—Non.

—Ce sera alors pour demain... Quoi qu’il en soit, je regrette que l’empressement du Sr. Licurgo m’ait privé du plaisir et de l’honneur de vous défendre, mais que voulez-vous... Licurgo m’a confié le soin de ses intérêts. J’étudierai cette affaire avec le plus grand soin. Ces diables de servitudes sont le grand écueil de la jurisprudence.

Lorsqu’il entra dans la salle à manger, Pepe était moralement dans le plus déplorable état. Il vit doña Perfecta causer avec le Penitenciario, tandis que Rosarito, seule, avait les yeux fixés sur la porte d’entrée. Elle attendait sans doute son cousin.
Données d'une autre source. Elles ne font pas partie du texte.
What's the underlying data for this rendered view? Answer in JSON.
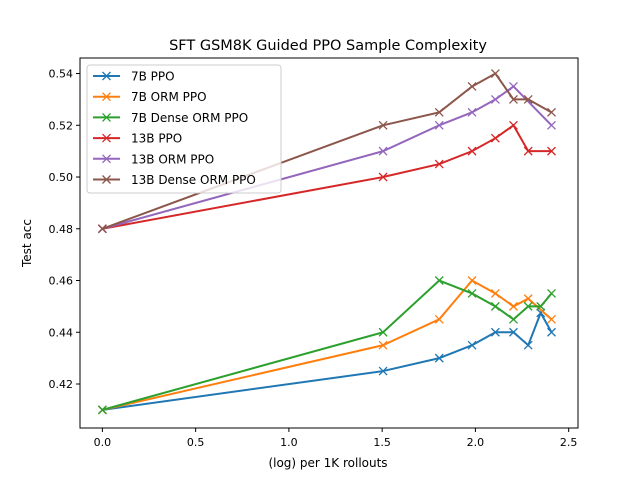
{
  "chart_data": {
    "type": "line",
    "title": "SFT GSM8K Guided PPO Sample Complexity",
    "xlabel": "(log) per 1K rollouts",
    "ylabel": "Test acc",
    "xlim": [
      -0.12,
      2.55
    ],
    "ylim": [
      0.403,
      0.546
    ],
    "xticks": [
      0.0,
      0.5,
      1.0,
      1.5,
      2.0,
      2.5
    ],
    "xtick_labels": [
      "0.0",
      "0.5",
      "1.0",
      "1.5",
      "2.0",
      "2.5"
    ],
    "yticks": [
      0.42,
      0.44,
      0.46,
      0.48,
      0.5,
      0.52,
      0.54
    ],
    "ytick_labels": [
      "0.42",
      "0.44",
      "0.46",
      "0.48",
      "0.50",
      "0.52",
      "0.54"
    ],
    "grid": false,
    "legend_position": "top-left",
    "marker": "x",
    "series": [
      {
        "name": "7B PPO",
        "color": "#1f77b4",
        "x": [
          0,
          1.505,
          1.806,
          1.982,
          2.107,
          2.204,
          2.283,
          2.35,
          2.408
        ],
        "y": [
          0.41,
          0.425,
          0.43,
          0.435,
          0.44,
          0.44,
          0.435,
          0.4475,
          0.44
        ]
      },
      {
        "name": "7B ORM PPO",
        "color": "#ff7f0e",
        "x": [
          0,
          1.505,
          1.806,
          1.982,
          2.107,
          2.204,
          2.283,
          2.408
        ],
        "y": [
          0.41,
          0.435,
          0.445,
          0.46,
          0.455,
          0.45,
          0.453,
          0.445
        ]
      },
      {
        "name": "7B Dense ORM PPO",
        "color": "#2ca02c",
        "x": [
          0,
          1.505,
          1.806,
          1.982,
          2.107,
          2.204,
          2.283,
          2.35,
          2.408
        ],
        "y": [
          0.41,
          0.44,
          0.46,
          0.455,
          0.45,
          0.445,
          0.45,
          0.45,
          0.455
        ]
      },
      {
        "name": "13B PPO",
        "color": "#d62728",
        "x": [
          0,
          1.505,
          1.806,
          1.982,
          2.107,
          2.204,
          2.283,
          2.408
        ],
        "y": [
          0.48,
          0.5,
          0.505,
          0.51,
          0.515,
          0.52,
          0.51,
          0.51
        ]
      },
      {
        "name": "13B ORM PPO",
        "color": "#9467bd",
        "x": [
          0,
          1.505,
          1.806,
          1.982,
          2.107,
          2.204,
          2.408
        ],
        "y": [
          0.48,
          0.51,
          0.52,
          0.525,
          0.53,
          0.535,
          0.52
        ]
      },
      {
        "name": "13B Dense ORM PPO",
        "color": "#8c564b",
        "x": [
          0,
          1.505,
          1.806,
          1.982,
          2.107,
          2.204,
          2.283,
          2.408
        ],
        "y": [
          0.48,
          0.52,
          0.525,
          0.535,
          0.54,
          0.53,
          0.53,
          0.525
        ]
      }
    ]
  }
}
—Viens ici, bonne pièce,—dit la señora avec un sourire forcé.—Tu nous as fait de la peine, grand athée, mais nous te pardonnons. Je sais parfaitement que ma fille et moi sommes deux ignorantes incapables de nous élever jusqu’aux hautes régions des mathématiques dans lesquelles tu vis; mais enfin... il n’est pas encore impossible que tu te mettes quelque jour à genoux devant nous, pour nous prier de t’instruire dans la religion.

Pepe formula vaguement quelques phrases de politesse et de repentir.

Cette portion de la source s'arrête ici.